Cryo-EM helps to map mitochondrial function

By Darla Brown, Office of Communications

Dr. William Dowhan - Cryo-EM Story
William Dowhan, PhD

Research led by the Department of Biochemistry and Molecular Biology using cryo-electron microscopy has shed light on the importance of phospholipids in mitochondria function, paving further mechanistic understanding of these cell power plants.

“Structural insights into cardiolipin replacement by phosphatidylglycerol in a cardiolipin-lacking yeast respiratory supercomplex” was published this month in Nature Communications.

“The primary goal of this work was to understand the role of phospholipids in the organization of respiratory supercomplexes (SCs) in mitochondria. We purified SCs from yeast, which have similar properties to SCs from mammalian cells. Studies in yeast have the advantage of applying genetic manipulation of phospholipid synthesis in the mitochondria to perturb SC structure and function,” explained lead author William Dowhan, PhD, professor of biochemistry and molecular biology.

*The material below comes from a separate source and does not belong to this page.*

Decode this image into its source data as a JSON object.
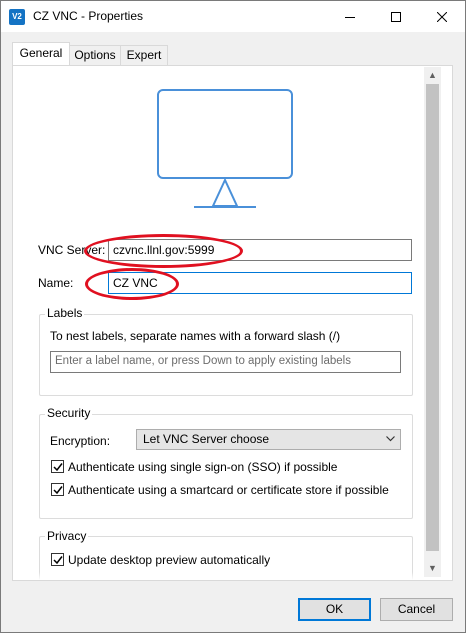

Cryo-EM allows the study of three-dimensional structures of biomolecules in their near native state. Structural biologists have employed Cryo-EM technology at McGovern Medical School since 2004 to understand protein nanomachines related to a variety of cell functions and diseases.

“This effort is an outstanding display of the capabilities of our Cryo-EM Core Facility and represents an important cooperative effort by the departmental faculty,” said Rodney Kellems, PhD, chair of the Department of Biochemistry and Molecular Biology.

This research provides an understanding at the structural level of the requirement of a negatively charged phospholipid for the stable assembly of individual respiratory complexes into SC molecular machines. Previous studies had suggested a diminished role for phospholipids since yeast mutants lacking the negatively charged mitochondrial lipid cardiolipin (CL) still formed SCs. This work demonstrated the presence of the anionic phospholipid phosphatidylglycerol at all CL positions in the yeast SC isolated from yeast mutants lacking CL thus establishing a requirement for such phospholipids.

Reduced CL levels result in a broad range of pathological alterations in human mitochondrial function associated with neurodegenerative diseases, ischemia followed by reperfusion, induction of apoptosis, heart failure, cancer, Barth Syndrome, hypothyroidism, obesity, and aging.

Additional authors from the Department of Biochemistry and Molecular Biology include Corey Hryc, Venkata Mallampalli, Evgeniy Bovshik, Stavros Azinas, Guizhen Fan, Irina Serysheva, Matthew Baker, and Eugenia Mileykovskaya, and Genevieve Sparagna at University of Colorado Anschutz Campus.